Certains d’entre eux se disent d’ailleurs déçus que des options, pourtant prévues par l’OCDE, n’aient pas été retenues dans le texte luxembourgeois. Ainsi, le Rapport final de « Beps », publié en 2015, donne-t-il la possibilité d’inclure une « déduction pour revenus d’innovation ». Sans être des brevets, ceux-ci doivent en présenter les principales caractéristiques : c’est-à-dire être « non-évidents, utiles et nouveaux ». (Seules les entreprises de taille moyenne, dont le chiffre d’affaires mondial n’excède pas les cinquante millions d’euros, pourront y prétendre.) Or, pour certifier ces innovations, l’État luxembourgeois devrait commencer par mettre en place un « organisme gouvernemental compétent indépendant de l’administration fiscale », comme le formule l’OCDE.

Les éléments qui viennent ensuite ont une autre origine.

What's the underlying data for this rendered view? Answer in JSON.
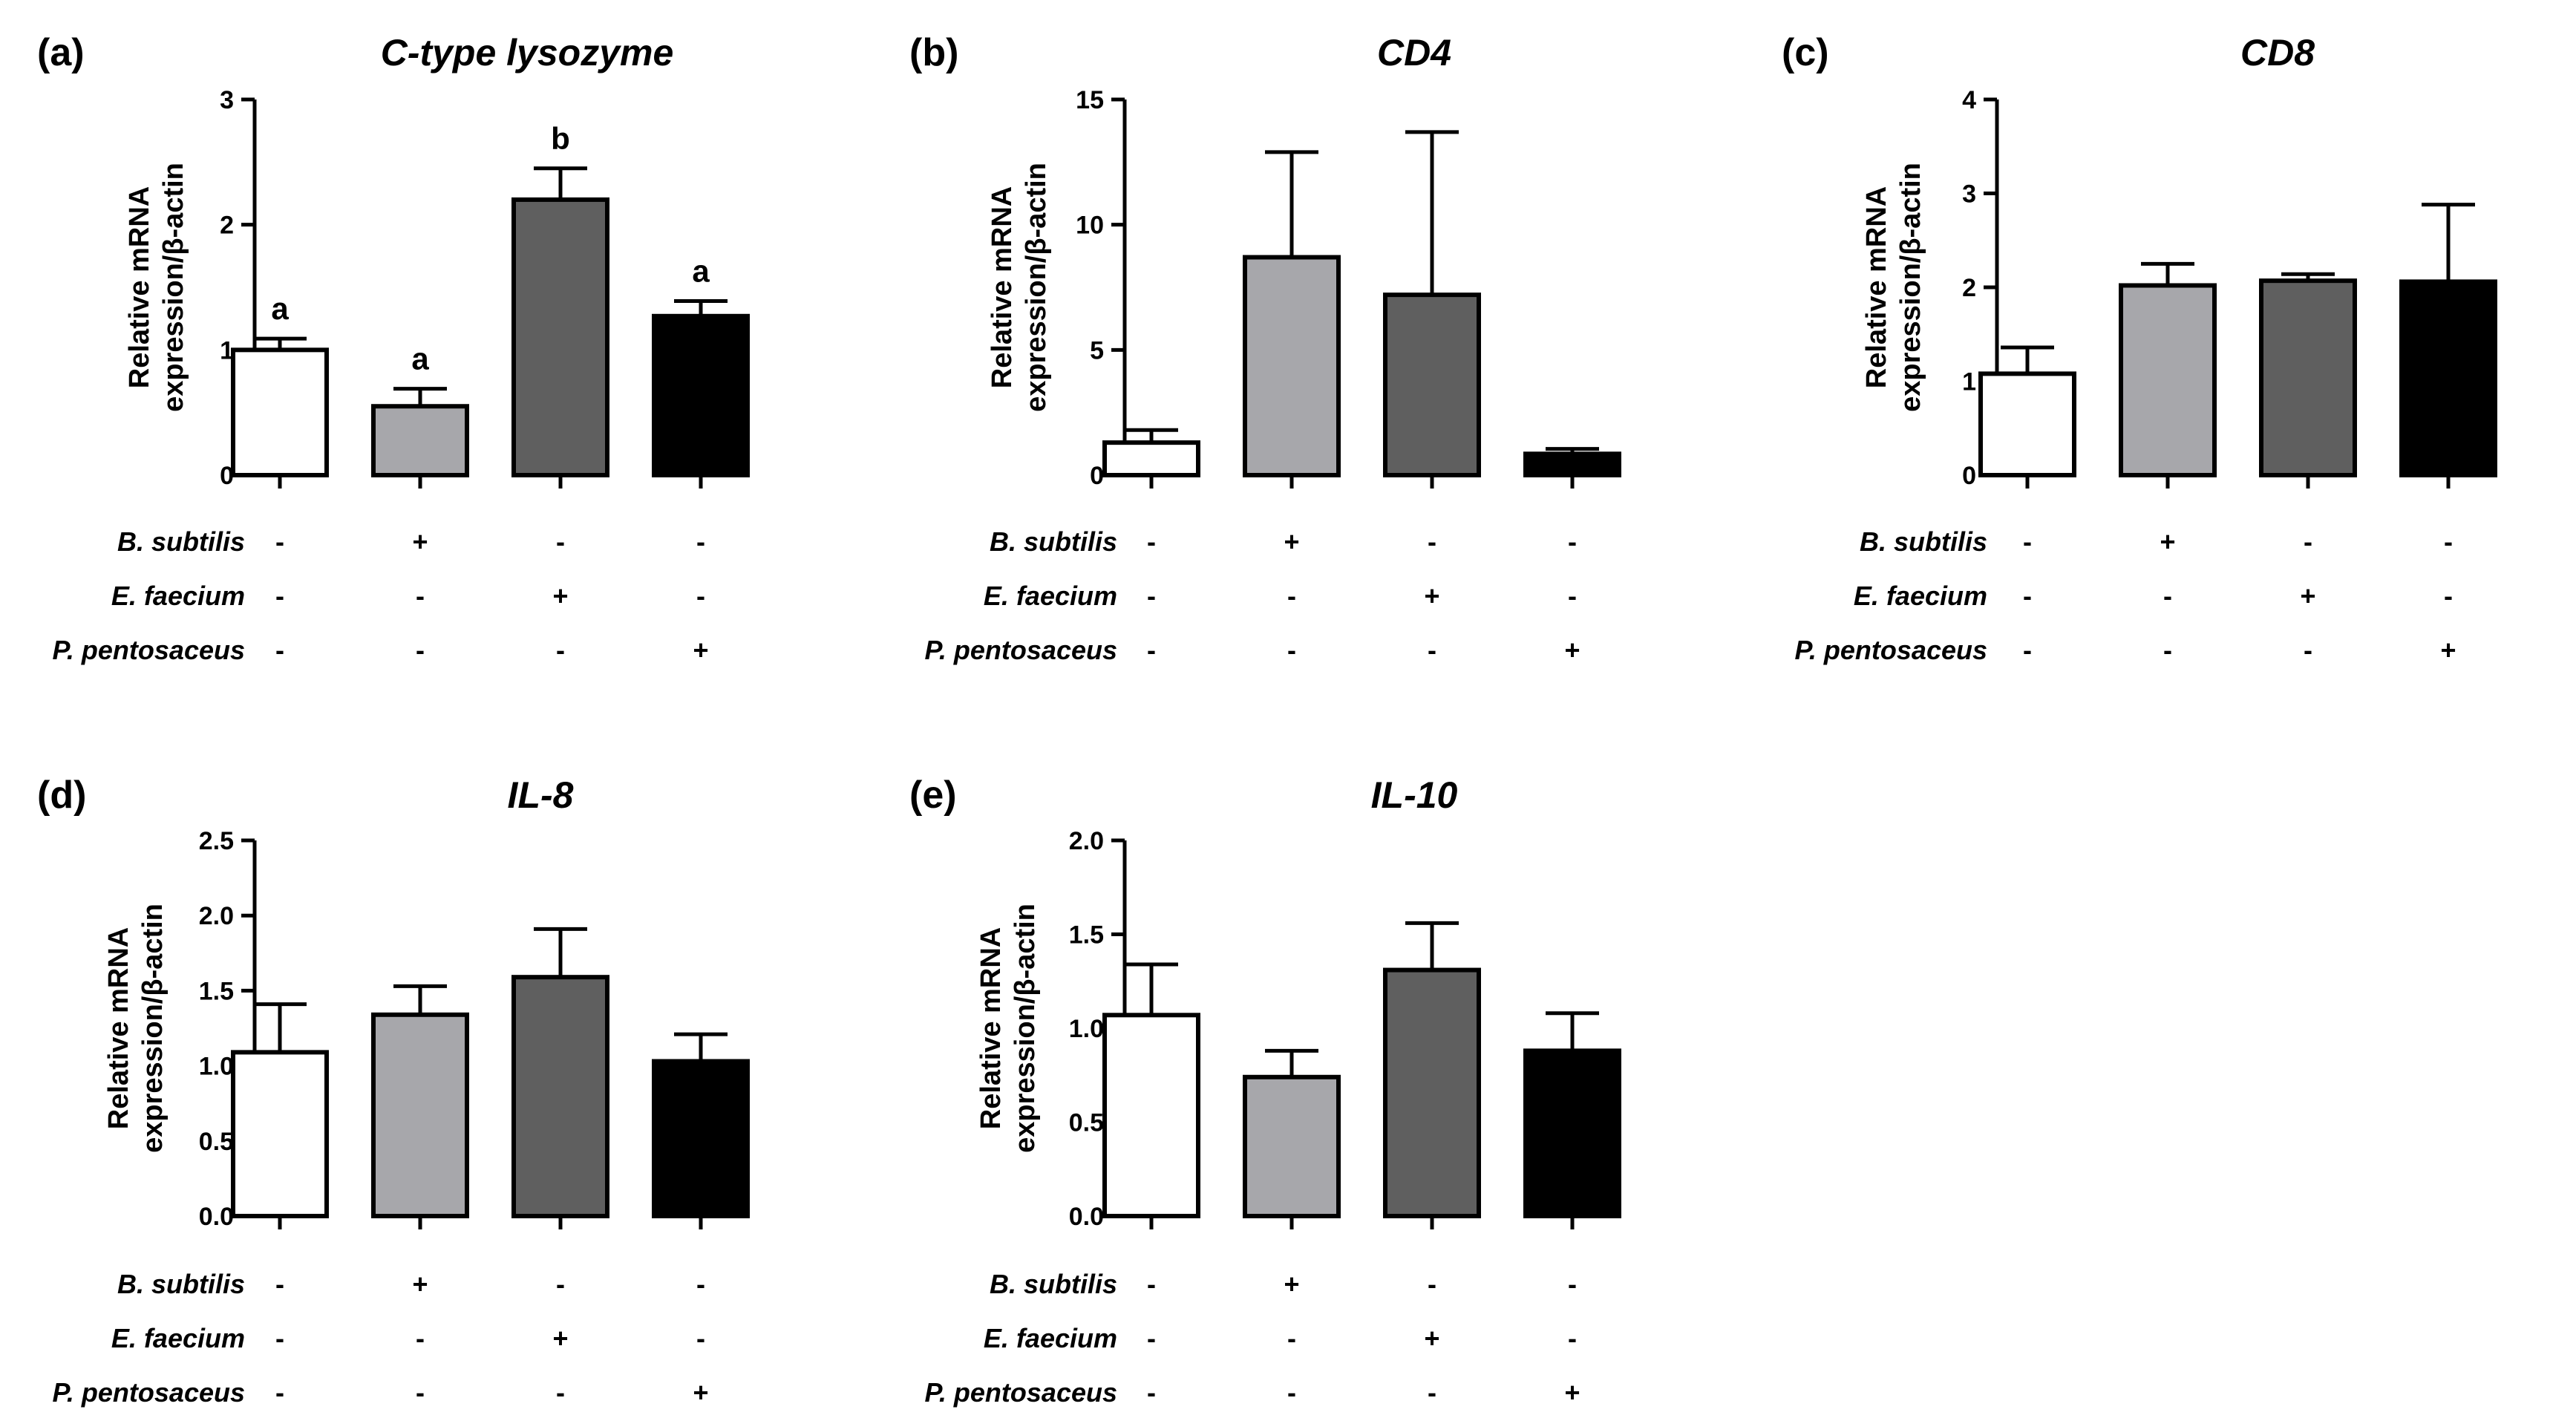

Modified Nexus Approach Alors que le 50bis prévoyait zéro critère de substance, le 50ter consacre l’« approche du lien modifié ». Ce nouveau principe a été fixé dans l’action 5 du plan « Beps ». Il préconise que l’« activité substantielle » devra être mesurée via les dépenses réalisées, ceci afin « d’assurer que les contribuables qui bénéficient d’un régime préférentiel ont bien conduit des activités de recherche-développement et effectué les dépenses correspondantes. » Dans l’exposé des motifs du projet de loi, le gouvernement explique que l’exonération fiscale de 80 pour cent sera circonscrite « aux entreprises mettant en œuvre une activité substantielle ».

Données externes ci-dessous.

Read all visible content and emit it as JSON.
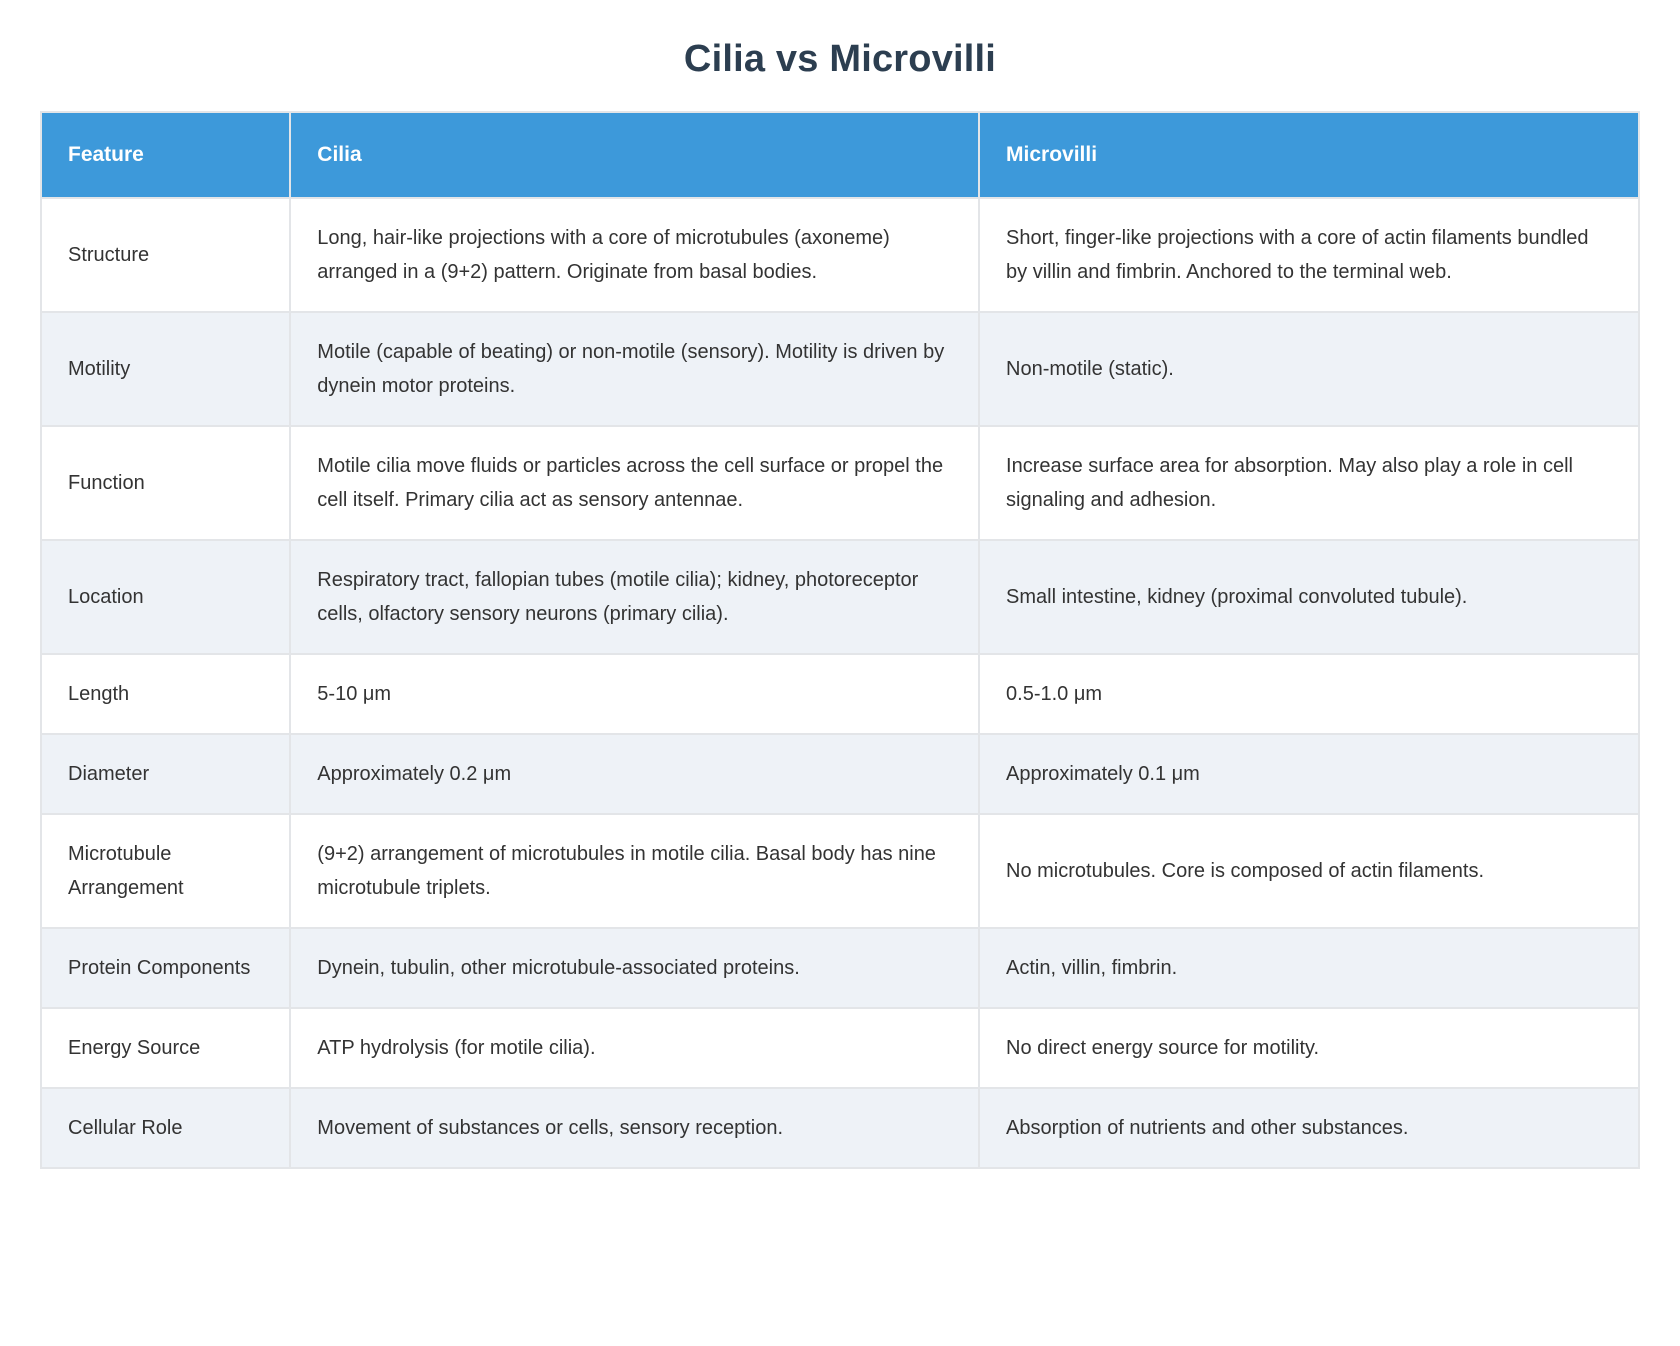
{
  "title": "Cilia vs Microvilli",
  "colors": {
    "header_bg": "#3d99da",
    "header_text": "#ffffff",
    "title_text": "#2c3e50",
    "row_alt_bg": "#eef2f7",
    "border": "#e3e5e8",
    "body_text": "#333333"
  },
  "table": {
    "columns": [
      "Feature",
      "Cilia",
      "Microvilli"
    ],
    "rows": [
      {
        "feature": "Structure",
        "cilia": "Long, hair-like projections with a core of microtubules (axoneme) arranged in a (9+2) pattern. Originate from basal bodies.",
        "microvilli": "Short, finger-like projections with a core of actin filaments bundled by villin and fimbrin. Anchored to the terminal web."
      },
      {
        "feature": "Motility",
        "cilia": "Motile (capable of beating) or non-motile (sensory). Motility is driven by dynein motor proteins.",
        "microvilli": "Non-motile (static)."
      },
      {
        "feature": "Function",
        "cilia": "Motile cilia move fluids or particles across the cell surface or propel the cell itself. Primary cilia act as sensory antennae.",
        "microvilli": "Increase surface area for absorption. May also play a role in cell signaling and adhesion."
      },
      {
        "feature": "Location",
        "cilia": "Respiratory tract, fallopian tubes (motile cilia); kidney, photoreceptor cells, olfactory sensory neurons (primary cilia).",
        "microvilli": "Small intestine, kidney (proximal convoluted tubule)."
      },
      {
        "feature": "Length",
        "cilia": "5-10 μm",
        "microvilli": "0.5-1.0 μm"
      },
      {
        "feature": "Diameter",
        "cilia": "Approximately 0.2 μm",
        "microvilli": "Approximately 0.1 μm"
      },
      {
        "feature": "Microtubule Arrangement",
        "cilia": "(9+2) arrangement of microtubules in motile cilia. Basal body has nine microtubule triplets.",
        "microvilli": "No microtubules. Core is composed of actin filaments."
      },
      {
        "feature": "Protein Components",
        "cilia": "Dynein, tubulin, other microtubule-associated proteins.",
        "microvilli": "Actin, villin, fimbrin."
      },
      {
        "feature": "Energy Source",
        "cilia": "ATP hydrolysis (for motile cilia).",
        "microvilli": "No direct energy source for motility."
      },
      {
        "feature": "Cellular Role",
        "cilia": "Movement of substances or cells, sensory reception.",
        "microvilli": "Absorption of nutrients and other substances."
      }
    ]
  }
}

Ceci signifie qu’une société boîte-aux-lettres – même augmentée d’un comptable assis dans un bureau muni d’une ligne téléphonique – ne fera plus l’affaire. Pour profiter de l’exonération du 50ter LIR, la société multinationale devra au minimum attirer des directeurs de recherche au Luxembourg pour superviser les programmes de R&D dans les succursales européennes. Mais il apparaît hautement improbable que des grands groupes pharmaceutiques ou agroalimentaires délocaliseront une partie de leurs chercheurs vers le Grand-Duché. Car le régime fiscal dont ils y bénéficieront est déjà en place dans d’autres pays avec une tradition universitaire bien plus ancienne. Le 50ter devrait donc d’abord bénéficier aux firmes actives dans la Fintech ainsi qu’aux grands groupes disposant d’ores et déjà de centres de recherches au Grand-Duché, comme Goodyear, Delphi, DuPont de Nemours, ArcelorMittal, SES ou Paul Wurth.

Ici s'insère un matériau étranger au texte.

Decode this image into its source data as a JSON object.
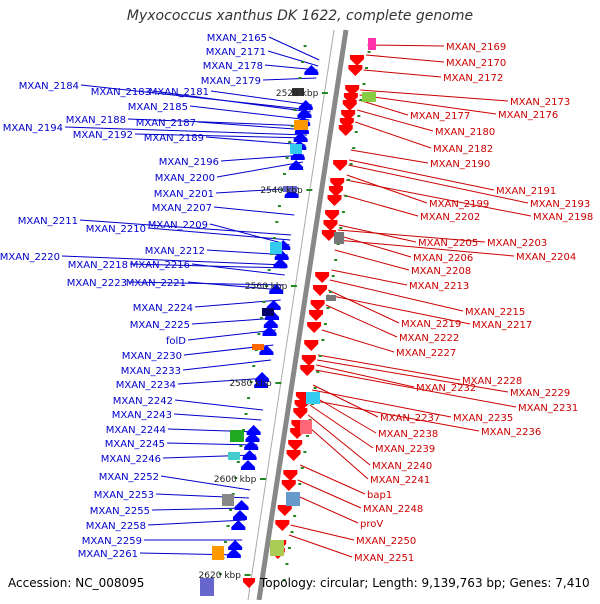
{
  "title": "Myxococcus xanthus DK 1622, complete genome",
  "footer": {
    "accession": "Accession: NC_008095",
    "topology": "Topology: circular; Length: 9,139,763 bp; Genes: 7,410"
  },
  "colors": {
    "left_label": "#0000cc",
    "right_label": "#cc0000",
    "backbone": "#888888",
    "tick": "#228822",
    "left_arrow": "#0000ff",
    "right_arrow": "#ff0000"
  },
  "kbp_marks": [
    "2520 kbp",
    "2540 kbp",
    "2560 kbp",
    "2580 kbp",
    "2600 kbp",
    "2620 kbp"
  ],
  "left_labels": [
    "MXAN_2165",
    "MXAN_2171",
    "MXAN_2178",
    "MXAN_2179",
    "MXAN_2184",
    "MXAN_2183",
    "MXAN_2181",
    "MXAN_2185",
    "MXAN_2188",
    "MXAN_2187",
    "MXAN_2194",
    "MXAN_2192",
    "MXAN_2189",
    "MXAN_2196",
    "MXAN_2200",
    "MXAN_2201",
    "MXAN_2207",
    "MXAN_2211",
    "MXAN_2210",
    "MXAN_2209",
    "MXAN_2212",
    "MXAN_2220",
    "MXAN_2218",
    "MXAN_2216",
    "MXAN_2223",
    "MXAN_2221",
    "MXAN_2224",
    "MXAN_2225",
    "folD",
    "MXAN_2230",
    "MXAN_2233",
    "MXAN_2234",
    "MXAN_2242",
    "MXAN_2243",
    "MXAN_2244",
    "MXAN_2245",
    "MXAN_2246",
    "MXAN_2252",
    "MXAN_2253",
    "MXAN_2255",
    "MXAN_2258",
    "MXAN_2259",
    "MXAN_2261"
  ],
  "right_labels": [
    "MXAN_2169",
    "MXAN_2170",
    "MXAN_2172",
    "MXAN_2173",
    "MXAN_2177",
    "MXAN_2176",
    "MXAN_2180",
    "MXAN_2182",
    "MXAN_2190",
    "MXAN_2191",
    "MXAN_2193",
    "MXAN_2199",
    "MXAN_2198",
    "MXAN_2202",
    "MXAN_2205",
    "MXAN_2203",
    "MXAN_2206",
    "MXAN_2204",
    "MXAN_2208",
    "MXAN_2213",
    "MXAN_2215",
    "MXAN_2219",
    "MXAN_2217",
    "MXAN_2222",
    "MXAN_2227",
    "MXAN_2228",
    "MXAN_2232",
    "MXAN_2229",
    "MXAN_2231",
    "MXAN_2237",
    "MXAN_2235",
    "MXAN_2238",
    "MXAN_2236",
    "MXAN_2239",
    "MXAN_2240",
    "MXAN_2241",
    "bap1",
    "MXAN_2248",
    "proV",
    "MXAN_2250",
    "MXAN_2251"
  ]
}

Déchet fiscal Dans la fiche financière du projet de loi déposé il y a deux semaines, le ministère des Finances estime la « moins-value » fiscale occasionnée par le nouveau 50ter LIR à cinquante millions d’euros. Cette estimation se baserait « majoritairement sur le déchet fiscal actuel de l’ancien régime fiscal de la propriété intellectuelle, qui s’élève en moyenne aux alentours du susdit montant ». D’après le Compendium du Conseil économique et social, 262 firmes avaient bénéficié en 2011 des bienfaits du 50bis pour un montant total de… 251,6 millions d’euros de revenus exonérés.